Akan tetapi karena semakin banyaknya bidang khusus yang menjadi sasaran

pembahasan, maka tersusunlah pengelompokkan yang lebih terbatas dan terdiri

atas orang-orang yang sesama berminat terhadap bidang tertentu, sehingga

terbentuklah apa yang disebut collegium. Berbeda dengan universitas yang

memiliki kurikulum untuk berbagai bidang studi dan masa belajarnya diakhiri

dengan ujian dan pemberian gelar, kurikulum collegium terbatas pada satu bidang

studi khusus dan tidak menyelenggarakan ujian akhir maupun pemberian gelar.

Collegium juga melaksanakan studi generalia sesuai dengan bidang studi masing-

masing.

Bentuk inilah yang didirikan oleh Robert do Sorbon (1201-1274) di Paris

pada tahun 1253, yang kemudian menjadi cikal-bakal universitas terkemuka di

Prancis. Di berbagai kota mulai bermunculan perguruan tinggi, baik yang

berbentuk universitas atau collegium. Di antara bentuk universitas yang didirikan

sejak abad ke-12 dan bertahan hingga masa kini ialah universitas Paris, Oxford,

dan Al-Azhar. Pada umumnya universitas itu semula memusatkan perhatian pada

bidang studi filsafat, teologi, hukum, dilanjutkan kemudian dengan bidang lainnya.

Dalam lingkungan perguruan tinggi ini ditempuh cara belajar dan mengajar

yang khas. Pada pagi hari disajikan lectiones (kuliah) oleh para pengajar, kemudian

di sore harinya disusul dengan disputationes (pembahasan) antara pengajar dan

murid-muridnya maupun antara sesama murid. Dari bahan perkuliahan dan


pembahasan itu bisa saja timbul hal-hal yang harus dirumuskan sebagai quastiones,

yaitu berbagai persoalan yang masih perlu dicarikan penyelesaiannya.

Dalam suasana otonomi yang berlaku di lingkungan perguruan tinggi itu,

pembahasan berbagai persoalan berlangsung jauh lebih bebas dibandingkan

dengan dalam masa sebelumnya, tatkala ajaran agama secara a priori harus

diunggulkan di atas kesimpulan atau penafsiran yang dihasilkan berdasarkan

penalaran. Dengan berlakunya otonomi dalam lingkungan perguruan tinggi, maka

berbagai doktrin keagamaan mendapat tantangan yang tidak pernah dialami

sebelumnya.

Kemantapan doktrin agama dan wibawa gereja yang selama berabad-abad

diandalkan pada karya Agustinus mulai rawan menghadapi perkembangan alam

pikiran para cendekiawan dalam lingkungan perguruan tinggi yang memiliki

otonomi dengan kebebasan mimbarnya sendiri.
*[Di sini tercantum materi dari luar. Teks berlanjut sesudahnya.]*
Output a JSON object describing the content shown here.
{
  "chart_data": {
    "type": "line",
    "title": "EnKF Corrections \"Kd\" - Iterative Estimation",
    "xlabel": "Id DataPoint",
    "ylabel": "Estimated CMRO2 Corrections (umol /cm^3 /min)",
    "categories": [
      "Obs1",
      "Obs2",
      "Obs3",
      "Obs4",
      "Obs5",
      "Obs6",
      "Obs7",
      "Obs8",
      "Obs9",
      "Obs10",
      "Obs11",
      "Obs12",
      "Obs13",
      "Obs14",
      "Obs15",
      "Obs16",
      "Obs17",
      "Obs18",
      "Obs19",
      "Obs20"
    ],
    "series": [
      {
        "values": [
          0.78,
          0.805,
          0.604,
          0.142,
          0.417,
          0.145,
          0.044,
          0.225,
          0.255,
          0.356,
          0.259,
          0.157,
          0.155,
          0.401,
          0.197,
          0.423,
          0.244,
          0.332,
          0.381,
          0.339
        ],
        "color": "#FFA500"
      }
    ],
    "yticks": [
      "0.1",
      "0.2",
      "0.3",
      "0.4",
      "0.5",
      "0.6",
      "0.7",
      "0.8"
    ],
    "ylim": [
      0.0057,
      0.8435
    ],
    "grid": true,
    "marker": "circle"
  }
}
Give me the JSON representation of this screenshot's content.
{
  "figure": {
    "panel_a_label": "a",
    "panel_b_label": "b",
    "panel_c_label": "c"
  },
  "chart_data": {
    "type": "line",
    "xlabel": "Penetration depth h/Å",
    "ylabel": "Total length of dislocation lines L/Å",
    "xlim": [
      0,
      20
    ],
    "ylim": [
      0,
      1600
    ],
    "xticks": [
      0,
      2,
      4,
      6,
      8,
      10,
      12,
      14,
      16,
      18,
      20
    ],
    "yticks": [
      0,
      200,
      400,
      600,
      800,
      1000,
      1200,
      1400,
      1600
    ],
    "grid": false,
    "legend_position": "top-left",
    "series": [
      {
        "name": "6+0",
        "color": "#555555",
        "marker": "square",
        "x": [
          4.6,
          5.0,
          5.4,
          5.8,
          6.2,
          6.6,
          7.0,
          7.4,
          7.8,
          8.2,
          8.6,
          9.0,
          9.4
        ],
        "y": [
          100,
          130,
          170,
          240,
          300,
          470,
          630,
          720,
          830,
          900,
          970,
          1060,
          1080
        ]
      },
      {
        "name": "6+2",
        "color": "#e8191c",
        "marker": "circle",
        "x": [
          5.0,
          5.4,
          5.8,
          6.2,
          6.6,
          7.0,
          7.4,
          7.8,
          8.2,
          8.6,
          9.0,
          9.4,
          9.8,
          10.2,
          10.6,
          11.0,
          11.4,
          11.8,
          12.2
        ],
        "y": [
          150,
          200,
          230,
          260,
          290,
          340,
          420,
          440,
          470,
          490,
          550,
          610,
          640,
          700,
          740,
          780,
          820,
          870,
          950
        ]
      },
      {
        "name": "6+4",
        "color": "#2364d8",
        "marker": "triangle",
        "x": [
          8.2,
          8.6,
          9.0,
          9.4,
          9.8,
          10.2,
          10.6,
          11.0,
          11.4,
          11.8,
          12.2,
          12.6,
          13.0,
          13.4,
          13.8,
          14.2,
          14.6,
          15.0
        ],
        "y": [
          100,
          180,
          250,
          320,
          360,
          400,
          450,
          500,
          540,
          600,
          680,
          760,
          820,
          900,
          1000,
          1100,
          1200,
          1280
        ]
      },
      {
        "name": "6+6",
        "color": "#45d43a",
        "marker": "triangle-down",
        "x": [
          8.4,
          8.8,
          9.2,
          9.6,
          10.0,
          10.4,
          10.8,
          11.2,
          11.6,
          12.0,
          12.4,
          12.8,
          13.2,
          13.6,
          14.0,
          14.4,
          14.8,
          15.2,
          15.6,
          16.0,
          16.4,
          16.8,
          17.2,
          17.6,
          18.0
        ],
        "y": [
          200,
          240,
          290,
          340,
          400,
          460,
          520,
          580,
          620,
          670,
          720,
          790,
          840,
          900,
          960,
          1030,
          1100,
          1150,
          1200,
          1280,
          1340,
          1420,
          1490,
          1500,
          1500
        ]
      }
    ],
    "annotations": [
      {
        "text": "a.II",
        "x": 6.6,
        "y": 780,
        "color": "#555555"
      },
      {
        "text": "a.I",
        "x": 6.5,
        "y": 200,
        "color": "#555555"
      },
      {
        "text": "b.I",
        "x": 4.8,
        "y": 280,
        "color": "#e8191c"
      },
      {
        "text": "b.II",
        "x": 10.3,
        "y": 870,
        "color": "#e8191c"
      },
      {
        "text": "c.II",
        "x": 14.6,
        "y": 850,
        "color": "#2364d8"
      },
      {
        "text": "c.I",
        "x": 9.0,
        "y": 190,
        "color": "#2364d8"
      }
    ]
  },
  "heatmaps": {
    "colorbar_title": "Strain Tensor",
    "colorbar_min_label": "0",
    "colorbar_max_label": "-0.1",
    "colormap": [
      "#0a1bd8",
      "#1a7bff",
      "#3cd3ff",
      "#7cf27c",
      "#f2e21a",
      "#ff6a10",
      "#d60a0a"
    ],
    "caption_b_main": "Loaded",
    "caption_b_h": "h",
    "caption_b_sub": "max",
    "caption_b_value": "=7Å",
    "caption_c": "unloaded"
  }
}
Dalam suasana baru ini muncul

tokoh gereja yang namanya terkait erat dengan perkembangan filsafat dalam masa

skolastik, yaitu Thomas Aquinas (1225-1274), yang dijuluki sebagai ‘pangeran

masa skolastik’.

Jika karya Agustinus terkesan banyak mengacu pada filsafat Plato, maka

Thomas Aquinas tampaknya lebih dipengaruhi oleh filsafat Aristoteles. Pada

waktu itu karya Aristoteles telah hilang selama berabad-abad. Namun, setelah
tersedianya karya-karya Aristoteles dalam bahasa Latin yang didasarkan pada

penerjemahan oleh Ibn Sina (Avicenna) dan Ibnu Rusyd (Averos) karya Aristoteles

kembali menjadi pembahasan yang meluas di lingkungan perguruan tinggi.